Majorité présidentielle : risque de contagion après le retrait de l’ADP-MALIBA

Loin d’être un bloc de granit, le camp de la majorité présidentielle affiche aujourd’hui une cohésion de façade. Deux discours pour un regroupement sensé incarné l’unité d’action pour soutenir les actions du chef de l’Etat IBK. Le récent retrait de l’ADP-Maliba est un signe annonciateur du profond malaise au sein de la majorité et le  risque d’un phénomène contagieux est très plausible.

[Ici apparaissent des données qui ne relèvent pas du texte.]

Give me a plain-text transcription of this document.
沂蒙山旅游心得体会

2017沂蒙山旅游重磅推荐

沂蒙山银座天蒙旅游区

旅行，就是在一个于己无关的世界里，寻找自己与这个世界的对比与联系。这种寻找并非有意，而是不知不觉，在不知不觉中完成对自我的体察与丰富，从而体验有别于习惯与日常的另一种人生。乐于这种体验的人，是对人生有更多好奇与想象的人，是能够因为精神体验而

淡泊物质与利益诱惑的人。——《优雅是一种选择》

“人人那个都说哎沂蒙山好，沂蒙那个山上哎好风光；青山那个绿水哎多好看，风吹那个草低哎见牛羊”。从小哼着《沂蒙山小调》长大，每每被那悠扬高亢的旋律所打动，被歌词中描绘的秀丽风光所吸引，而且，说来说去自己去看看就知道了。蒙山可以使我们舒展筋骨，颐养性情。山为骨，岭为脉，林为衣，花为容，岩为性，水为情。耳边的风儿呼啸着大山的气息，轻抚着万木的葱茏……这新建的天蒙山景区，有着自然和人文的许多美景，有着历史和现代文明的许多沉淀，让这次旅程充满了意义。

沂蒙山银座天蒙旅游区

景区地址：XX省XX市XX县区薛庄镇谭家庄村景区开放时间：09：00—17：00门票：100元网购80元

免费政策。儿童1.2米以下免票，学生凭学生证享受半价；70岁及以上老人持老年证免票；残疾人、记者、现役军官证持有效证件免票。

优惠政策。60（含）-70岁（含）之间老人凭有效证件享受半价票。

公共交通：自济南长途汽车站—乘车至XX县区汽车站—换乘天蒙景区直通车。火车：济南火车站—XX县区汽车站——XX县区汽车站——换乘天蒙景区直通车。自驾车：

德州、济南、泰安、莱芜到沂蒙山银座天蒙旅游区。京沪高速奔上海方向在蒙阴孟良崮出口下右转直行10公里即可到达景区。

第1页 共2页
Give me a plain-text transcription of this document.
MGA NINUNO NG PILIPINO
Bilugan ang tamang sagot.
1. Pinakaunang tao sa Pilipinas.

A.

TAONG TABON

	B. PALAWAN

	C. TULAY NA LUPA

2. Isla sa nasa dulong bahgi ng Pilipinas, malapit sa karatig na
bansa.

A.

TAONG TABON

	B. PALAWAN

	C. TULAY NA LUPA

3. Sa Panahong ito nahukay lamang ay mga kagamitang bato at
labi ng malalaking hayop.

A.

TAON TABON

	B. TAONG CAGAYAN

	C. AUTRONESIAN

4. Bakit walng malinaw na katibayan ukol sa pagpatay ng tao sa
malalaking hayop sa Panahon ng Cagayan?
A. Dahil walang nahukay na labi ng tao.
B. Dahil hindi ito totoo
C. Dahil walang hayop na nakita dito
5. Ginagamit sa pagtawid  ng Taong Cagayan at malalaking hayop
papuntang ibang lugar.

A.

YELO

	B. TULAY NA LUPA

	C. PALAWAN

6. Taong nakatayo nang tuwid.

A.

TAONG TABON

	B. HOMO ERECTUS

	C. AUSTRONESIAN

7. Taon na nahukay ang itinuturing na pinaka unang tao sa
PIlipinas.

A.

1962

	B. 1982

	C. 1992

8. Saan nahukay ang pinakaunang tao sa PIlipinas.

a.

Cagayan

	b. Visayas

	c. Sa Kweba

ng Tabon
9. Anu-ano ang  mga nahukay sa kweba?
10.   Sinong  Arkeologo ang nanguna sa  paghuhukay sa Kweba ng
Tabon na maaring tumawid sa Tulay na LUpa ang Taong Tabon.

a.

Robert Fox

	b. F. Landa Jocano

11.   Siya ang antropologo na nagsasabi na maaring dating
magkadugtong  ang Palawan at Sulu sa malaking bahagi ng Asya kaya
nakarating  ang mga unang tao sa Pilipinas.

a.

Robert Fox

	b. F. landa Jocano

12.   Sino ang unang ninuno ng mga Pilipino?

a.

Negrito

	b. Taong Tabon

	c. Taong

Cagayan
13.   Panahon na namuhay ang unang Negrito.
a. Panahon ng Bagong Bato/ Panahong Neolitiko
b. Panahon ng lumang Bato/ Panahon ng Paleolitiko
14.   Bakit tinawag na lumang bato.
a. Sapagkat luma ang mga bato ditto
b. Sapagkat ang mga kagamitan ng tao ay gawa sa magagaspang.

La convention de la Majorité présidentielle (CMP) est ce regroupement né juste après les élections de 2013, pour soutenir les actions du président Ibrahim Boubacar Keita et regroupant plusieurs formations politiques dont l’ADEMA-PASJ, le MIRIA, la SADI, le Parti YELEMA, le CNID, le MPR, l’UDD etc. l’union sacrée de ce regroupement s’est émoussée face à la situation actuelle du pays et surtout, l’approche des élections présidentielles de 2018.

Très affaiblie par les multiples crises qui secouent le pays, la CMP sera-t-elle en mesure de passer outre ses dissensions pour maintenir la cohésion au sein du groupe ? Après  le retrait de l’Alliance Démocratique pour la Paix, ADP-MALIBA, rien n’est moins sûr. En tout cas, le contexte y est peu favorable. Faible et sans véritable cadre de concertation pour fédérer les partis ni vision stratégique à long terme pour appuyer les actions du chef de l’Etat, la CMP est dans la nasse. « Aujourd’hui les choses tournent vraiment au ralenti en notre sein.  Dans ces conditions, il ne faudrait pas écarter la possibilité de voir certains gros calibres se retirer pour être candidats », reconnait un cadre du parti des Abeilles.

L’information sur le retrait d’autres formations fait actuellement le tour de la Ville. «L’on est tenté d’accorder foi à tout ceci puisqu’il n’y a pas de fumée sans feu, particulièrement chez nous. Le retrait d’autres partis politiques n’est pas une idée nouvelle. Depuis longtemps l’initiative flottait dans l’air, des chefs comme Oumar Mariko, Moussa Mara, ont déjà envoyé le signal en déclarant leur candidature pour 2018 », explique le chef d’un parti politique membre de la CMP. «Dans un pays où les élections se gagnent à coup de millions, prendre le risque d’aller aux prochaines échéances les mains quasiment nues serait suicidaire », met en garde un responsable d’un parti de la CMP qui a requis l’anonymat. Son plaidoyer en faveur de l’union sacrée n’est pas partagé par cet autre  responsable  estimant que « mieux  vaut savoir se retirer à temps d’une gestion chaotique du pays  pour ne pas en  être comptable, et afin de bien  préparer les présidentielles de 2018, un travail de longue haleine pour une adhésion massive des électeurs à un programme clairement défini », conclut-il.

Majorité présidentielle : la débandade ?

Plus le temps passe, plus les voix discordantes se font entendre. Au sein même de la majorité, certains se positionnent pour les prochaines échéances, et peu osent monter au front pour défendre un pouvoir de plus en plus attaqué.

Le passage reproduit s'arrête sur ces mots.